TAMPA -- After a crushing defeat in South Carolina, former Massachusetts Gov. Mitt Romney cruised to an impressive victory in Florida, Tuesday night.
The winner-take-all state gave Romney 50 delegates toward the 1,144 needed for the GOP nomination. The race was called in his favor almost as soon as the last polls closed at 8 p.m. ET.
With most of the ballots counted, Romney had 46 percent of the vote, to former Speaker of the House Newt Gingrich's 32 percent. Former Pennsylvania Sen. Rick Santorum and Texas Rep. Ron Paul placed third and fourth, with 13 percent and 7 percent of the vote.
"To the people of Florida tonight, thank you for this great victory," Romney said before an excited crowd of supporters at the Tampa Convention Center.
Gingrich came to Florida with the wind of a decisive South Carolina win at his back. Yet, he quickly lost steam once Romney began running a barrage of negative attack ads that filled the airwaves.
Some are crediting those ads for Romney's big win.
"A competitive primary does not divide us; it prepares us," Romney said. "And when we gather here in Tampa seven months from now for our convention, ours will be a united party with a winning ticket for America."
Stay with CBNNews.com for more on this developing story.
CBN News Chief Political Correspondent David Brody will have analysis of Romney's latest win tonight during our special 11 p.m. ET edition of 'The 700 Club.'
Different State, Different Voters
Florida presented a far more diverse population than South Carolina, where evangelical Christians made up two-thirds of voters. A little less than half of those casting ballots in Florida were evangelicals.

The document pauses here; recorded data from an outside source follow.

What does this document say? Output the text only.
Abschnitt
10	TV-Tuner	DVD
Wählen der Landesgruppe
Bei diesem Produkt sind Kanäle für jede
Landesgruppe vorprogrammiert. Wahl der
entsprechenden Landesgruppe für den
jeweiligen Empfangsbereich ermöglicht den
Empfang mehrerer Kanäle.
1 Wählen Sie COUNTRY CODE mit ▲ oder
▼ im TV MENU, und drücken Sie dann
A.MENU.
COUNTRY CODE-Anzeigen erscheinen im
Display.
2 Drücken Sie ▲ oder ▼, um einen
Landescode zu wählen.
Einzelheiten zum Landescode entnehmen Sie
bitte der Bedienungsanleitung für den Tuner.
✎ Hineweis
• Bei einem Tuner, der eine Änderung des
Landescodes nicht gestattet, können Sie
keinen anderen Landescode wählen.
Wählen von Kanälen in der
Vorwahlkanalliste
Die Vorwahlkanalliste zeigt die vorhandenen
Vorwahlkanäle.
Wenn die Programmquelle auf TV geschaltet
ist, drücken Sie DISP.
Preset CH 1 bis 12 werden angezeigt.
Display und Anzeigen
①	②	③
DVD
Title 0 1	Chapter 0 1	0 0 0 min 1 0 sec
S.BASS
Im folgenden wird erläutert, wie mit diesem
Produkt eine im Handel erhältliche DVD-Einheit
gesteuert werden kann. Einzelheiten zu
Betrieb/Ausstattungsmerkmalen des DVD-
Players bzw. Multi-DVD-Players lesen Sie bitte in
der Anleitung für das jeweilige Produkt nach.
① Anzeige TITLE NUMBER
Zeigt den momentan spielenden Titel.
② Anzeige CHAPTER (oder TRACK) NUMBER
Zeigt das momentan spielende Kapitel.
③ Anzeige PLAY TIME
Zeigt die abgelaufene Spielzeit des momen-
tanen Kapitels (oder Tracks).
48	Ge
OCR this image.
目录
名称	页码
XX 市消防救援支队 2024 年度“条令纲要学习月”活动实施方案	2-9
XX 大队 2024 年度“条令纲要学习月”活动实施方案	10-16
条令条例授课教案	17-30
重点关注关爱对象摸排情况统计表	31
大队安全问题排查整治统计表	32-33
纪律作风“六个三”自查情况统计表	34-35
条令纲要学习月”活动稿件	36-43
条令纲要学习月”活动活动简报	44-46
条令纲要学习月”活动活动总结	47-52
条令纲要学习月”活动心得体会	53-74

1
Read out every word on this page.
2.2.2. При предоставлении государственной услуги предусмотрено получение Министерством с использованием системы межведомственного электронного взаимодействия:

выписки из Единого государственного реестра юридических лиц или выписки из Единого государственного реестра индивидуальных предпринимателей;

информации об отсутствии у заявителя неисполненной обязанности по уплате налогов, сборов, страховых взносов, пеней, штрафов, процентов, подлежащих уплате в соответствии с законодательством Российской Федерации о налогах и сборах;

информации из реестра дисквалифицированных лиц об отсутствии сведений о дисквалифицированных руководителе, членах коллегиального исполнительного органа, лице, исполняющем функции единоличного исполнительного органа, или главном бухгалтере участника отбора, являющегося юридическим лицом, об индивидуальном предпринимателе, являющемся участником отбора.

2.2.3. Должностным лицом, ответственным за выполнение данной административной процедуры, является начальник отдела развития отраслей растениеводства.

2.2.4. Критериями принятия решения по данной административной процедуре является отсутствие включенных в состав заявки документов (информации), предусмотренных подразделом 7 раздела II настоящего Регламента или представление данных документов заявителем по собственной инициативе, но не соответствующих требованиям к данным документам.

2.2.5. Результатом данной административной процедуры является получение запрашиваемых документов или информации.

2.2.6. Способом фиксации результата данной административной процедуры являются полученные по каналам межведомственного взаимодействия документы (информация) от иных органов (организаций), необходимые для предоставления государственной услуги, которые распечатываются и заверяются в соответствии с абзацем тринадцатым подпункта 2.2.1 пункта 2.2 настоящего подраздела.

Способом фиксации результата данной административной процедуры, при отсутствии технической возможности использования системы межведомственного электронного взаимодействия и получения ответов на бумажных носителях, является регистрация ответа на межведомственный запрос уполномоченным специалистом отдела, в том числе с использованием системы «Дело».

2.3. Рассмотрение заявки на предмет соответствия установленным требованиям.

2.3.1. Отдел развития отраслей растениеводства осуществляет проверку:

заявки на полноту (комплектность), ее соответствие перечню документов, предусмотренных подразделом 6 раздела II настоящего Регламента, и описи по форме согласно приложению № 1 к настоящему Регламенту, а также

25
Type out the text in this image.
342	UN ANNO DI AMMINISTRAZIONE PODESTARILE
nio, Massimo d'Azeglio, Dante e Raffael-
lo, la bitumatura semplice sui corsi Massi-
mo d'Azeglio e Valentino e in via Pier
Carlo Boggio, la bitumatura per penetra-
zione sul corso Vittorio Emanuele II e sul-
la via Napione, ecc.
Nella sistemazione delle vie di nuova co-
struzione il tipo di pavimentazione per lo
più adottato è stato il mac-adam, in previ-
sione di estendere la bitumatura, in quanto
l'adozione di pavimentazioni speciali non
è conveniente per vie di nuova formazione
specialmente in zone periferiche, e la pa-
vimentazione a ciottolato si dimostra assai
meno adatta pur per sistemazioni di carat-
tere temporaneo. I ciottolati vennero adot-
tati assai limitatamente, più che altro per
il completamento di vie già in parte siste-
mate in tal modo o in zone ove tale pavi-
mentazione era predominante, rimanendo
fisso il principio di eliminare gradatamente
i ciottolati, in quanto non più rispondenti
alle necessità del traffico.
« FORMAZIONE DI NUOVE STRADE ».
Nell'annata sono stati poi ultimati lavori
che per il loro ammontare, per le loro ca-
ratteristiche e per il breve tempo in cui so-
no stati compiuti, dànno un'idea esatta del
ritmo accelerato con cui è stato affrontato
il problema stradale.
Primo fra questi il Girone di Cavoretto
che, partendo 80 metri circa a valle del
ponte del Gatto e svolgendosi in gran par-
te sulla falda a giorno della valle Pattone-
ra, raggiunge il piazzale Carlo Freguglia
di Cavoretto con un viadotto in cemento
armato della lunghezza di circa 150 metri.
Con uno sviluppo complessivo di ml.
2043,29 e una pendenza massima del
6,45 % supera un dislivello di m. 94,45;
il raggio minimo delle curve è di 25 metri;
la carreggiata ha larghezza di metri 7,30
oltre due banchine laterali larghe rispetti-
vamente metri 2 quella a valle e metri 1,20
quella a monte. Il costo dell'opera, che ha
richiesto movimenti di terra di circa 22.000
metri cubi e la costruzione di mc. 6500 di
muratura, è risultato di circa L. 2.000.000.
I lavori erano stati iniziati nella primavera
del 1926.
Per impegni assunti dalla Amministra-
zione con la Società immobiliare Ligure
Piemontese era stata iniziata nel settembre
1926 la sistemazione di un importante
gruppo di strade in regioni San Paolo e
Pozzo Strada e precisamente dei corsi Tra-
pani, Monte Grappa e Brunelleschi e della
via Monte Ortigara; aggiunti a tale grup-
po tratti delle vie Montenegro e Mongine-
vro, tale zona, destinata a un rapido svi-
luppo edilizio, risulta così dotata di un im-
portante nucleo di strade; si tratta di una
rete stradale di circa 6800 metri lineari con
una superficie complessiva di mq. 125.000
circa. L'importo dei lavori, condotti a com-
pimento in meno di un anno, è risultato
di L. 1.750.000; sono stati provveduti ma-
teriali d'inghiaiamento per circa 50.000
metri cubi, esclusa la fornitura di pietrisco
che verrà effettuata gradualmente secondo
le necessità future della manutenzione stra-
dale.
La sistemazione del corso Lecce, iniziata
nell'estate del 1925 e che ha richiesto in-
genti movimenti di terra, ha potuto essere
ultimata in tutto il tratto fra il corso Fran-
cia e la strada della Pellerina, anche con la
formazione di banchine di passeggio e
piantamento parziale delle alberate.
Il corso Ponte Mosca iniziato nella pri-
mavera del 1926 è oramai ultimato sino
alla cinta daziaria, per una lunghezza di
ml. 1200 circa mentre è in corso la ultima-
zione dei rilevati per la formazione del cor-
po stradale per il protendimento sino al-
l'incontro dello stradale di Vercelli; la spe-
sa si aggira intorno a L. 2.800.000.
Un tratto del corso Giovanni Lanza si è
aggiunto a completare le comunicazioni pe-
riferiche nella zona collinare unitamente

In South Carolina, women overwhelmingly voted for Gingrich. But, that wasn't the case in Florida where women chose Romney instead of the former House speaker.
With the GOP nomination in mind, Romney thanked his adversaries and quickly turned his attention to President Barack Obama.
"Three years ago this week, a newly elected President Obama faced the American people and said that if he couldn't turn the economy around in three years, he'd be looking at a one-term proposition. We're here to collect," Romney said.
Gingrich and Santorum, however, kept their sights firmly planted on Romney.
"It is now clear that this will be a two-person race," Gingrich told his supporters in Orlando. "We are going to contest every place and we are going to win, and we will be in Tampa as the nominee in August."
Underdogs Eye Nevada
Santorum left Florida early and headed home after his three-year-old daughter Bella was hospitalized.
"On behalf of our family, seeing the outpouring of support, I just want to say to everyone, thank you for that support and your prayers," he said.
Santorum never returned to the Sunshine State. Instead, he set his sites on Nevada.
"Tomorrow I will give a speech against Romneycare," Santorum said Tuesday night in Las Vegas.
Paul skipped Florida completely and went to Nevada as well. He called Romney to congratulate him, much to the dismay of his supporters who are expected to caucus in droves for him.
"The message is loud and clear. The enthusiasm is here," Paul said. "We want our freedom back. We don't want more government."
Nevada will hold Republican presidential caucuses Feb. 4, followed by contests in Colorado, Minnesota, and Missouri Feb. 7.